Lysander’s next move was to compel the city of Athens to surrender. This he planned to do by starving the city. Grain supply to Athens had already been cut down, now to increase the distress of the Athenians, Lysander drove all the Athenian cleruchs, i.e., colonists to Athens. Influx of the colonists made the already starving city incapable of sustaining itself any longer. It capitulated. By the peace treaty that followed, Lysander obtained the demolition of the Long Walls and the fortresses at Piraeus.
The entire empire of Athens became free amidst general rejoicing. This was followed by the capture of Samos, a faithful and loyal subject ally of Athens and the establishment of an oligarchy there after the overthrow of democracy. Athens had to join the Peloponnesian League and accept Lacedaemonian leadership.
Lysander had now attained greater power than any Grecian before him, yet the loftiness of his heart far exceeded it. According to Duris, he was the first Grecian to whom altars were erected by several cities and sacrifices offered as to gods. Cyrus sent his congratulatory present of a galley made of gold and ivory. But his power and position soon excited the jealousy and apprehension among the Spartans themselves.

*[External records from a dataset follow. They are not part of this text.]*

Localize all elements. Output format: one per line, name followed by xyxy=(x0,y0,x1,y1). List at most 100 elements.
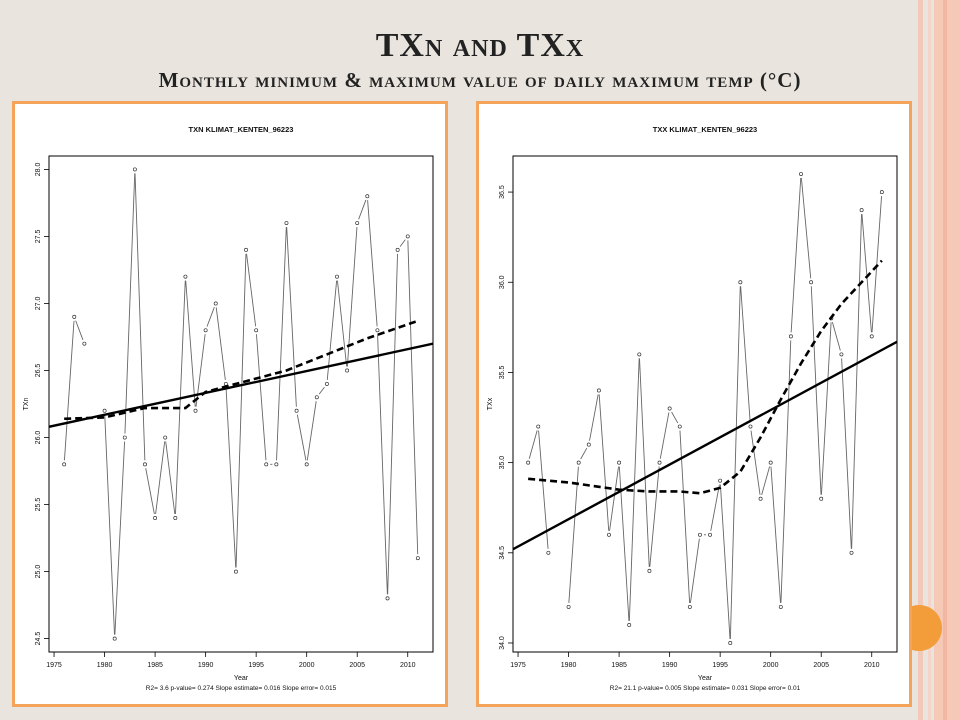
data-line-segment xyxy=(528,430,538,459)
data-point xyxy=(839,352,844,357)
data-point xyxy=(314,395,319,400)
y-tick-label: 26.5 xyxy=(35,364,42,378)
data-line-segment xyxy=(831,322,841,351)
data-line-segment xyxy=(296,414,307,461)
x-tick-label: 1980 xyxy=(97,662,113,669)
y-tick-label: 36.5 xyxy=(499,185,506,199)
data-point xyxy=(708,532,713,537)
data-point xyxy=(667,406,672,411)
data-point xyxy=(607,532,611,537)
decor-stripe xyxy=(943,0,947,720)
data-line-segment xyxy=(377,334,388,595)
data-line-segment xyxy=(659,412,670,459)
y-tick-label: 36.0 xyxy=(499,275,506,289)
x-tick-label: 2010 xyxy=(400,662,416,669)
x-tick-label: 1975 xyxy=(510,662,526,669)
data-line-segment xyxy=(387,253,398,595)
data-line-segment xyxy=(246,253,257,327)
data-point xyxy=(244,247,249,252)
data-point xyxy=(799,172,803,176)
decor-stripe xyxy=(918,0,923,720)
data-point xyxy=(395,247,400,252)
data-line-segment xyxy=(689,538,700,604)
data-line-segment xyxy=(729,286,741,639)
data-point xyxy=(637,352,642,357)
data-line-segment xyxy=(780,340,792,603)
data-line-segment xyxy=(124,173,136,434)
chart-panel-txx: TXX KLIMAT_KENTEN_96223 1975 1980 1985 1990 1… xyxy=(476,101,912,707)
data-point xyxy=(365,194,370,199)
data-line-segment xyxy=(114,441,126,635)
plot-frame xyxy=(48,155,434,653)
data-line-segment xyxy=(75,320,84,341)
y-tick-label: 35.0 xyxy=(499,456,506,470)
data-point xyxy=(72,314,77,319)
data-point xyxy=(173,515,178,520)
data-point xyxy=(687,604,692,609)
chart-title: TXN KLIMAT_KENTEN_96223 xyxy=(189,125,294,134)
data-line-segment xyxy=(215,307,226,380)
data-point xyxy=(213,301,218,306)
data-point xyxy=(294,408,299,413)
linear-trend-line xyxy=(49,342,433,428)
data-point xyxy=(718,478,723,483)
data-point xyxy=(859,208,864,213)
data-point xyxy=(183,274,188,279)
data-line-segment xyxy=(851,214,862,549)
data-point xyxy=(647,568,652,573)
data-line-segment xyxy=(719,484,731,640)
x-tick-label: 2010 xyxy=(864,662,880,669)
chart-title: TXX KLIMAT_KENTEN_96223 xyxy=(653,125,757,134)
y-tick-label: 27.5 xyxy=(35,230,42,244)
data-line-segment xyxy=(861,214,872,333)
data-point xyxy=(284,221,289,225)
linear-trend-line xyxy=(513,340,897,551)
y-tick-label: 35.5 xyxy=(499,366,506,380)
data-line-segment xyxy=(589,394,599,441)
data-point xyxy=(748,424,753,429)
x-tick-label: 2005 xyxy=(349,662,365,669)
data-point xyxy=(405,234,410,239)
data-line-segment xyxy=(225,387,237,568)
x-tick-label: 1990 xyxy=(198,662,214,669)
data-line-segment xyxy=(276,227,287,461)
data-line-segment xyxy=(820,322,832,495)
regression-stats: R2= 21.1 p-value= 0.005 Slope estimate= … xyxy=(610,685,801,692)
data-point xyxy=(596,388,601,393)
data-line-segment xyxy=(740,286,751,423)
y-tick-label: 34.0 xyxy=(499,636,506,650)
data-point xyxy=(355,221,360,225)
data-point xyxy=(274,462,279,467)
data-point xyxy=(819,496,824,501)
data-point xyxy=(112,636,117,641)
data-line-segment xyxy=(256,334,267,461)
data-point xyxy=(677,424,682,429)
data-line-segment xyxy=(104,414,115,635)
data-point xyxy=(586,442,591,447)
data-line-segment xyxy=(750,430,761,495)
data-line-segment xyxy=(568,466,579,603)
data-point xyxy=(728,641,733,645)
data-point xyxy=(385,596,390,601)
data-point xyxy=(254,328,259,333)
data-line-segment xyxy=(206,307,215,327)
data-line-segment xyxy=(810,286,822,495)
data-point xyxy=(132,167,137,172)
x-tick-label: 1995 xyxy=(712,662,728,669)
data-line-segment xyxy=(145,468,155,515)
data-point xyxy=(324,381,329,386)
x-axis-label: Year xyxy=(234,675,249,682)
plot-frame xyxy=(512,155,898,653)
data-line-segment xyxy=(399,239,406,247)
data-line-segment xyxy=(671,411,679,424)
data-point xyxy=(768,460,773,465)
data-point xyxy=(576,460,581,465)
data-line-segment xyxy=(185,280,196,407)
data-line-segment xyxy=(800,177,812,279)
data-point xyxy=(788,334,793,339)
y-axis-label: TXx xyxy=(487,397,494,410)
data-point xyxy=(849,550,854,555)
decor-stripe xyxy=(928,0,931,720)
slide-subtitle: Monthly minimum & maximum value of daily… xyxy=(158,68,802,92)
data-line-segment xyxy=(538,430,549,549)
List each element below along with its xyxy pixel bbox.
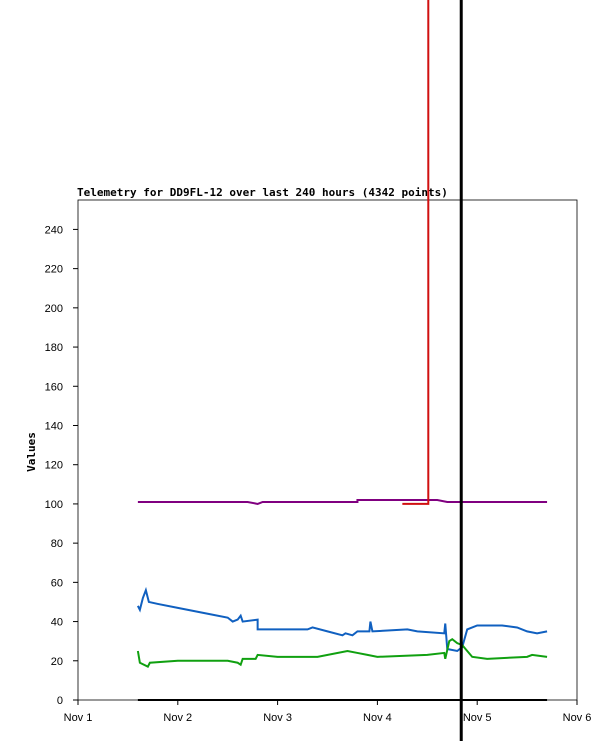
y-tick-label: 0 (57, 695, 63, 707)
x-tick-label: Nov 3 (263, 712, 292, 724)
series-line (136, 586, 548, 653)
y-tick-label: 160 (45, 381, 63, 393)
y-tick-label: 20 (51, 656, 63, 668)
x-tick-label: Nov 6 (563, 712, 592, 724)
y-tick-label: 200 (45, 303, 63, 315)
x-tick-label: Nov 1 (64, 712, 93, 724)
y-tick-label: 220 (45, 264, 63, 276)
series-line (137, 499, 548, 505)
y-tick-label: 120 (45, 460, 63, 472)
x-tick-label: Nov 5 (463, 712, 492, 724)
x-tick-label: Nov 2 (163, 712, 192, 724)
chart-title: Telemetry for DD9FL-12 over last 240 hou… (77, 186, 448, 199)
series-line (402, 0, 430, 505)
series-line (136, 637, 548, 668)
y-tick-label: 80 (51, 538, 63, 550)
y-tick-label: 140 (45, 420, 63, 432)
y-axis-label: Values (25, 432, 38, 472)
y-tick-label: 40 (51, 617, 63, 629)
y-tick-label: 240 (45, 224, 63, 236)
y-tick-label: 100 (45, 499, 63, 511)
x-tick-label: Nov 4 (363, 712, 392, 724)
y-tick-label: 180 (45, 342, 63, 354)
y-tick-label: 60 (51, 577, 63, 589)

At Samos, Lysander almost behaved like a King and held a court. He was recalled and obeying the summons he came back to Sparta carrying a letter from the Persian satrap Pharnabazus to justify him. But the letter, on opening, was found to contain indictment of Lysander.
Ridicule and jeering made Lysander uncomfortable in Sparta and remembering his past services, he was allowed to depart on a mission to the temple of Zeus Ammon in Libya. Yet his influence and importance were not all gone. He conceived a plan to effect a revolution in Sparta and make kingship elective and to make himself second only to the king and command the army for life. But the method he chose was religious influence.
He sought oracular support to his plan but it failed. He next supported Agesilaus to the throne of Sparta in preference to Aegis’ son Leotychidas. But Agesilaus was clever enough not to be a tool in the hands of the king-maker. With the outbreak of war between Sparta and her old ally Boeotia he was sent out. In the investment of Haliastus he and Pausanias were to work conjointly but on his arrival earlier than Pausanias, he attacked the city but was routed and killed (395 B.C.).
Despite his faults his unscrupulousness in diplomacy and cruelty in dealing with his enemies, Lysander stands supreme in his service to his state. Poverty added lusture to his virtue. Absolutely incorruptible and extraordinarily able as a general, Lysander had commissioned the Spartan support in dealing a final blow to Athens and her empire.
He was preceded in this by Brasidas and Gylippus, the three Spartans who brought Athens to her knees. It was Lysander’s part to bring the Peloponnesian War to a close. But the last part of his career was marked by attempts at self-aggrandisement and high ambition, but to no purpose. If the last part of his career had blurred the lusture of his earlier exploits to some extent, yet he goes down in history as an able general and skillful diplomat who administered the final mortal blow to Athens.